Because I struggled so much in school, I want to be an advocate for students who are struggling.

"I’m profoundly dyslexic. I tested in the bottom 1% of dyslexics when comparing what I was able to read versus comprehend. Three years of intensive tutoring with LindaMoodBell and Orton-Gillingham was a great lesson in time management!

Although I can read now, I choose listening (audio books) as opposed to reading and speaking (speech to text) as opposed to writing. That’s how I’ve digested and produced information since 5th grade. I’m lucky because voice activation was just starting to recognize a child’s voice when I needed it.

I was failing in elementary school, but by 7th grade, I was getting all A’s. Everyone was shocked. All the assistive technology that I was using allowed me to demonstrate that I was smart.

I wanted to attend public high school but my Mom realized that our County’s expectations were too low. The Special Education Director told her that they were only obligated to provide an ‘Attendance Diploma’. So I attended a private high school and graduated in their Advanced Placement Program. I grew to be a self advocate. I didn’t have another choice. I had to stand up for myself.

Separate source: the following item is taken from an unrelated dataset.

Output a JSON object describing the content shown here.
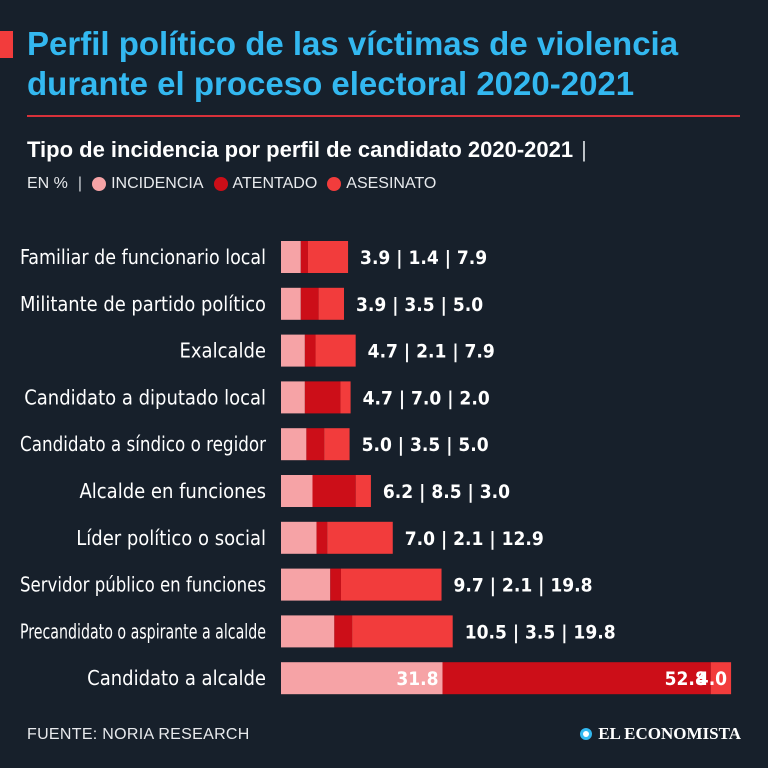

Because I loved rowing crew in high school, I wanted to row crew in college. My high school coach had moved to the college level and invited me for a college visit. I also wanted to study elementary education… was honestly the perfect fit. The college had an awesome accessibility center for my accommodations and had an excellent elementary education program.

Now I’m in the real world, working as a longterm elementary substitute and working on my practicum tutoring a dyslexia student in the Sliding Doors program. I’m also interviewing for permanent jobs in elementary education where I can use an Orton-Gillingham program to teach all students to read. Because I struggled so much in school, I want to be an advocate for students who are struggling. I want to be able to show them that it’s OK to struggle and reassure them that they are going to be OK. Having that connection with kids, whatever they are struggling with and be able to say, ‘I know, I know…it’s really hard.’ I think kids can feel that. They will be able to tell that I do know what it’s like."